Benim aklıma gelenlerden ilki Jack London. Onun Uçurum İnsanları'nı öneririm. Türkiye'de belki bu açıdan en çok Yaşar Kemal bilinir ama ben Suat Derviş'in Çöken İstanbul eserini önereceğim. Okurlar bu metinlere baktıklarında zaten bu ayrım da anlaşılacaktır."
Yusuf Şaylan London'un eserinin vaktiyle Uçurum Halkı olarak da yayınlandığını hatırlatıyor. Ama biz Uçurum İnsanları çevirisini daha çok sevince buradan devam etmekte ısrar ettik.
Sohbetimizin sonuna gelirken çaylar da tazeleniyor. Bir yandan da daha çok okumanın yolları üzerine konuşuyoruz. Gamze Yücesan, "Mekanı ve zamanı yeniden örgütlemeliyiz. Okumak kolektif, örgütlü bir şey. Yalnız insan sanırım daha az okuyor. Ama bu hayatı değiştirmek isteyen bir ekibin parçası olarak insan daha çok okur, okumak zorundadır" diyor.

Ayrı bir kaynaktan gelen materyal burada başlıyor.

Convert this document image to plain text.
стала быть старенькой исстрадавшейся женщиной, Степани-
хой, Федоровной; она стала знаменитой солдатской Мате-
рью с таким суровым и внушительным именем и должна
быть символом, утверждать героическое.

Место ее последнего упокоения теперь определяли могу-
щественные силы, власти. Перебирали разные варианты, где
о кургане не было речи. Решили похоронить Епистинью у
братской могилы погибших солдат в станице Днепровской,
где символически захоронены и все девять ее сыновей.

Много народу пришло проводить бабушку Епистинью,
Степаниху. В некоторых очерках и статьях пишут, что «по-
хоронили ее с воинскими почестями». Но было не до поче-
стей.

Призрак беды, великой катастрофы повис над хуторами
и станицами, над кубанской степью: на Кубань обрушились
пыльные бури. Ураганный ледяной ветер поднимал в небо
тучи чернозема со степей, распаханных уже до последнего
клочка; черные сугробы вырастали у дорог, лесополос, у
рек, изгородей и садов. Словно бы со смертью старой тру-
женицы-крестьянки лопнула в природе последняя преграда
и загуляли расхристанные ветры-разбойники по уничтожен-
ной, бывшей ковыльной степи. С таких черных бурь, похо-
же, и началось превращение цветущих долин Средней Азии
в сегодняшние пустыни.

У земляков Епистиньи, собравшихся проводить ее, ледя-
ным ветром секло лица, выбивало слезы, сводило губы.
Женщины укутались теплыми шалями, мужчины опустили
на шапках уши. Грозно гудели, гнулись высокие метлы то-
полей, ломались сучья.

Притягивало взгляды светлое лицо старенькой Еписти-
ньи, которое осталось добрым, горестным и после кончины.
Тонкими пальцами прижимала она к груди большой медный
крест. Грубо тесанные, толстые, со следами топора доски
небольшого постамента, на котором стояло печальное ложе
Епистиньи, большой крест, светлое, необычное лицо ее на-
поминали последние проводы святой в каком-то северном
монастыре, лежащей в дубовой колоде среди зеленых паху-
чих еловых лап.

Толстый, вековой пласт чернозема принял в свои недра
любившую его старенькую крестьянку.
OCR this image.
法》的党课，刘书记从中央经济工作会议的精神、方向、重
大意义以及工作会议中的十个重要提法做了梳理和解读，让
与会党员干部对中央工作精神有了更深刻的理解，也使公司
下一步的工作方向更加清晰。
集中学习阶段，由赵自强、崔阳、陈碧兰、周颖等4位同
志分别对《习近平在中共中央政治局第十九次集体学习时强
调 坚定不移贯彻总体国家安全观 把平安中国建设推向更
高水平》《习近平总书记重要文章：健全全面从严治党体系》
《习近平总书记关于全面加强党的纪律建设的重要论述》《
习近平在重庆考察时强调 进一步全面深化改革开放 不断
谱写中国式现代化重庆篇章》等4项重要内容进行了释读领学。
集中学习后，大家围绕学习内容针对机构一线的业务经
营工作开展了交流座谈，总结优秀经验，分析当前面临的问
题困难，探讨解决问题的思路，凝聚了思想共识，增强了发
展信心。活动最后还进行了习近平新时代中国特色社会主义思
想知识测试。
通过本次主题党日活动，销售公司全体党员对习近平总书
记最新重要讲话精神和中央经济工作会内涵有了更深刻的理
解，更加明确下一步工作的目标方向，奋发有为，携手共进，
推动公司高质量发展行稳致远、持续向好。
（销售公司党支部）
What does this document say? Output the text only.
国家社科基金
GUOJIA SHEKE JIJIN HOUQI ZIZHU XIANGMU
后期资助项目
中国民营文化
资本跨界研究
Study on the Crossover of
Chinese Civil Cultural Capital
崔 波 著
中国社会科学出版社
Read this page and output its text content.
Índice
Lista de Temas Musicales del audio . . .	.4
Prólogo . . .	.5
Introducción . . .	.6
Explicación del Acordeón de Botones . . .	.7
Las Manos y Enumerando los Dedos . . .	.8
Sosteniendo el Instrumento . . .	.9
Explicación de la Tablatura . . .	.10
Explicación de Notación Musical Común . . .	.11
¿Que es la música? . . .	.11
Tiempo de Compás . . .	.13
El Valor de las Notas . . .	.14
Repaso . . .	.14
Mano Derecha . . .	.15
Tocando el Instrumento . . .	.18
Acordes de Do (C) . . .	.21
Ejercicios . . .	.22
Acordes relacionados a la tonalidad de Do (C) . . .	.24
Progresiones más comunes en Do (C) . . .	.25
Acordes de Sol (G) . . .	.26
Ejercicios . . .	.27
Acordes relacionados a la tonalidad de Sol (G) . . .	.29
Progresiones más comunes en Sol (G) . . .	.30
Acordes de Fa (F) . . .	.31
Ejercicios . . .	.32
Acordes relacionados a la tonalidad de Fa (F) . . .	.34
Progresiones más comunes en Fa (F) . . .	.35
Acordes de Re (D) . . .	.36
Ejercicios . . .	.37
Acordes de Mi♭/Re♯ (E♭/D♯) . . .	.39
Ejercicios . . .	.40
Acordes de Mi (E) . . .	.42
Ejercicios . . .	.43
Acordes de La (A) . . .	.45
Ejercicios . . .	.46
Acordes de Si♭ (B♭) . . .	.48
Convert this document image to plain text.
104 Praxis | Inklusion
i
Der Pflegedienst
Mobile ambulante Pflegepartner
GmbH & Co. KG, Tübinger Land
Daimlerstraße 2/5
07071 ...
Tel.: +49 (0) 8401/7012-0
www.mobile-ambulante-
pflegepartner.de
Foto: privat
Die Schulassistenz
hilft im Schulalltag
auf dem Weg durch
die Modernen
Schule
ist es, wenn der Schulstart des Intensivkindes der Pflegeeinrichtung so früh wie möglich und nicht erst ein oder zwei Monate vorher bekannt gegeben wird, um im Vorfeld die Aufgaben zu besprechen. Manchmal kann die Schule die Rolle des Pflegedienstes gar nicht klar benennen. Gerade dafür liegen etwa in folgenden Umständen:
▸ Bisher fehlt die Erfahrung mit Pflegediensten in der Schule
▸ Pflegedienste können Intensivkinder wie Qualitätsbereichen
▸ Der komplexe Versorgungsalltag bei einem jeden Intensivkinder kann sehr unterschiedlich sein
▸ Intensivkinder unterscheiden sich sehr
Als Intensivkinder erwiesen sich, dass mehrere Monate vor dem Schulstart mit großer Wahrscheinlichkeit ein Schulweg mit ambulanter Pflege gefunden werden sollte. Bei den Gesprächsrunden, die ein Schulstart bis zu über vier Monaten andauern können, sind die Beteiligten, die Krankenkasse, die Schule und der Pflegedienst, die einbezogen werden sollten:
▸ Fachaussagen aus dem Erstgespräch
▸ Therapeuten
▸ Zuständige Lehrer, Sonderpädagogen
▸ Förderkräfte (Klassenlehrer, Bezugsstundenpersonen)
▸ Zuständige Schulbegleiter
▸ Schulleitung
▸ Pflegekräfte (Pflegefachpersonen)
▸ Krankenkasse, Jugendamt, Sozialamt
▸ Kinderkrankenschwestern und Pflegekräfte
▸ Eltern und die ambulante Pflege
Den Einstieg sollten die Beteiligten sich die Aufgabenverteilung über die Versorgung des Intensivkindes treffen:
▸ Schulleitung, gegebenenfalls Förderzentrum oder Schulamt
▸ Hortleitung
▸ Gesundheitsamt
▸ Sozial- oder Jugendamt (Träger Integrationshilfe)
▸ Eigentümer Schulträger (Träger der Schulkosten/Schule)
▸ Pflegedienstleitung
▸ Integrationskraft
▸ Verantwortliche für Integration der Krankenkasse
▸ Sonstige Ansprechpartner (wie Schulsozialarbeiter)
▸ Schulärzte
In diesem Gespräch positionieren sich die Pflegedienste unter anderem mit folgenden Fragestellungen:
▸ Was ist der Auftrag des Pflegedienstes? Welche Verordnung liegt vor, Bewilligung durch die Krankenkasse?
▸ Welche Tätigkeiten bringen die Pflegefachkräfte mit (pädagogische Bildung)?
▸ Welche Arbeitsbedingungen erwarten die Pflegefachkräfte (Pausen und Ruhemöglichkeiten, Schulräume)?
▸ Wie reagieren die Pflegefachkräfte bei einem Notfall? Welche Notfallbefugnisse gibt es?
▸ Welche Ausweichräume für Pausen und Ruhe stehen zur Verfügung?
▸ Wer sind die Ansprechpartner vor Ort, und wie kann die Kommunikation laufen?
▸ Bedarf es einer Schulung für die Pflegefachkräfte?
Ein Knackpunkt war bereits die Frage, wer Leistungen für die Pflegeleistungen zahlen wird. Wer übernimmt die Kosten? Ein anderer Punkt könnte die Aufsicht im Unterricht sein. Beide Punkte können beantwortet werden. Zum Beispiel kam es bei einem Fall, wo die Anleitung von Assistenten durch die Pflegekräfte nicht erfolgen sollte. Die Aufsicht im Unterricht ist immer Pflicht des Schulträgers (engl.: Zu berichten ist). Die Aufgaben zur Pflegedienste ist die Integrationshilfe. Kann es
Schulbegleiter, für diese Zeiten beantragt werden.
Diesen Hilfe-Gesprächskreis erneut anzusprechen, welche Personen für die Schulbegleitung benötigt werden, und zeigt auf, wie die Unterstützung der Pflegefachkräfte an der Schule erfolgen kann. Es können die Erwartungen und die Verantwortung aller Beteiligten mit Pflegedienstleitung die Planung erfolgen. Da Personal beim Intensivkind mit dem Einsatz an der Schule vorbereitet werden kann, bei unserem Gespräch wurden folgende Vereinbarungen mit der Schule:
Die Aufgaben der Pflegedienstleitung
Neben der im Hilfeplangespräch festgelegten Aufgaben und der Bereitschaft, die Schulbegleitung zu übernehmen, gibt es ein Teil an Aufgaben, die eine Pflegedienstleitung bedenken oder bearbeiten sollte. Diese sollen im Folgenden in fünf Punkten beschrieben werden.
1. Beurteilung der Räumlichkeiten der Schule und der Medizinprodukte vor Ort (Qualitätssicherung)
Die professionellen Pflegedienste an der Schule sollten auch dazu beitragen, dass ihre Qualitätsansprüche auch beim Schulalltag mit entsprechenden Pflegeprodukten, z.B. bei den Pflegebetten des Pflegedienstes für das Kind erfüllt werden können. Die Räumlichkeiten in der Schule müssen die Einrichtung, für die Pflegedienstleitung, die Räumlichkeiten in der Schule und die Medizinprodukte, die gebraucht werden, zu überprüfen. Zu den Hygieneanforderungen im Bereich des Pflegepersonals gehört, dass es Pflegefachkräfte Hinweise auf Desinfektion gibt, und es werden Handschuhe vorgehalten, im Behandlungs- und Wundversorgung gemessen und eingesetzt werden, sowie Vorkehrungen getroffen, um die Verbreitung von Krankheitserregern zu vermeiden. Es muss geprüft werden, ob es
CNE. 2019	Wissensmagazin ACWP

Yusuf Şaylan ile Gamze Yücesan sözü Gramsci'nin bir ifadesine getiriyorlar. Ve buluşmamız bu hatırlatmayla sona eriyor.
"Kendinizi eğitin, çünkü aklınıza ihtiyacımız olacak. Örgütlenin, çünkü gücünüzün tamamına ihtiyacımız olacak. Harekete geçin, çünkü coşkunuza ihtiyacımız olacak!”